Monday, August 12, 2013

Portion Distortion: My Top 5 Recommendations to Fight the Urge to Super-Size

I admit it.  My portion size often exceeds the recommended serving size.  More calories than necessary, a metabolism that ratchets downward with each passing year and what have I got?  Girth creep.

My appetite exceeds my capacity to burn calories and my body rats me out.  While I am comfortable with my food choices, I am not pleased with my portion size.  I am constantly fighting my desire to trim down with my urge to eat up!
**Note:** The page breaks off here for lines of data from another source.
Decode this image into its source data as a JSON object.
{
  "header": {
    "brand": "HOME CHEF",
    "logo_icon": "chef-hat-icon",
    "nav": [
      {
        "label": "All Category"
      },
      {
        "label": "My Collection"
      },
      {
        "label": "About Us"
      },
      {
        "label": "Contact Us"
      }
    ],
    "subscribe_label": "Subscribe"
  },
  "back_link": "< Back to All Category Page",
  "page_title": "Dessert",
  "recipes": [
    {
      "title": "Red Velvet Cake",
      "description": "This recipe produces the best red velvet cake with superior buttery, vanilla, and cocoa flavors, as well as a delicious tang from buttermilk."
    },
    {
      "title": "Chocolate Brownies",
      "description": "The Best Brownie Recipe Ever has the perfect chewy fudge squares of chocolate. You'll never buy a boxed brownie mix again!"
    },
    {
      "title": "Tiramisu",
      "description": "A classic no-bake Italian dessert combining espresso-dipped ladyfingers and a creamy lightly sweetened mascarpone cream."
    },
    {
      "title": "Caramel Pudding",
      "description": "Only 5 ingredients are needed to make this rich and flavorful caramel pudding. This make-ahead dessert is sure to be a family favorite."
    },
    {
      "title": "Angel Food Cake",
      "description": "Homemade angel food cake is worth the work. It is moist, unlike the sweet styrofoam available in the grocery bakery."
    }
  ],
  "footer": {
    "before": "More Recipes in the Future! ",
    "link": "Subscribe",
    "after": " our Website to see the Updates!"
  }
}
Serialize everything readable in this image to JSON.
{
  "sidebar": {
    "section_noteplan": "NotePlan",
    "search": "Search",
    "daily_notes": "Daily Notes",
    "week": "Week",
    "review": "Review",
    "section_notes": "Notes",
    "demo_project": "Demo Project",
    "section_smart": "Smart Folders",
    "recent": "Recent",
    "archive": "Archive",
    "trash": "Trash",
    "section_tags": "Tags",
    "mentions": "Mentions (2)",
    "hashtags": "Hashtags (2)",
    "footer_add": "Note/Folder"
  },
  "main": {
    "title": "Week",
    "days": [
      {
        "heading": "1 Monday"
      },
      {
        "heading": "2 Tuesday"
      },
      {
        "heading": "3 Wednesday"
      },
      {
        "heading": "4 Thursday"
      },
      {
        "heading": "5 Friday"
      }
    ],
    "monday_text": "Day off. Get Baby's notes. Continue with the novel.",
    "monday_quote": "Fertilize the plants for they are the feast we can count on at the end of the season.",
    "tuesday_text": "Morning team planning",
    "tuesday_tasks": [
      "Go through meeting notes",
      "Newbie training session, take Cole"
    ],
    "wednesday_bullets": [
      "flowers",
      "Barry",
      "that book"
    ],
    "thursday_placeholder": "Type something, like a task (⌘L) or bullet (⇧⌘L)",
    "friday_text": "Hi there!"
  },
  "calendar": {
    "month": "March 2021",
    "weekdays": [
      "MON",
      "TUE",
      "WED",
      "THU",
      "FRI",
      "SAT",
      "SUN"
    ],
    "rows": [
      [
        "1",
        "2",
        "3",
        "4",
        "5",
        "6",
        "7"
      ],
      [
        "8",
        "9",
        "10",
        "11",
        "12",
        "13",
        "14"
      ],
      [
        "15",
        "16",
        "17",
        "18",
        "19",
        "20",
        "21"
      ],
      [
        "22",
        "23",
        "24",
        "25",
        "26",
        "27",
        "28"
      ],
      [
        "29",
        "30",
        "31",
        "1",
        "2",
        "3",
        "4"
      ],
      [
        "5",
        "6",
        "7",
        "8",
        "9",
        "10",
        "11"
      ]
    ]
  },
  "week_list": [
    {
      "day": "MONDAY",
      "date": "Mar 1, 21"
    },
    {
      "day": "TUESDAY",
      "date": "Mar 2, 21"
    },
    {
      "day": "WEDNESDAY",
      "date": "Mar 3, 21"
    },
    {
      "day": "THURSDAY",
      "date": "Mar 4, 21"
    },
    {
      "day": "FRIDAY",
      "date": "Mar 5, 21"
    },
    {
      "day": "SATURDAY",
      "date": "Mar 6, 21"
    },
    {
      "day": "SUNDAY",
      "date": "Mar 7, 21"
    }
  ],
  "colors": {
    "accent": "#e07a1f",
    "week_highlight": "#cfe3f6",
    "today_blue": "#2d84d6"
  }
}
Sad news.  An average sedentary woman in my age group needs approximately 1600 calories/day  to maintain her weight, with a little bit of regular exercise, she can scarf up another 50 calories.  Here's the Mayo Clinic's calorie counter to help you determine your recommended calorie intake.  Not  a pretty picture.

We could all do with a few reminders of how to wrangle this nagging problem of portion distortion.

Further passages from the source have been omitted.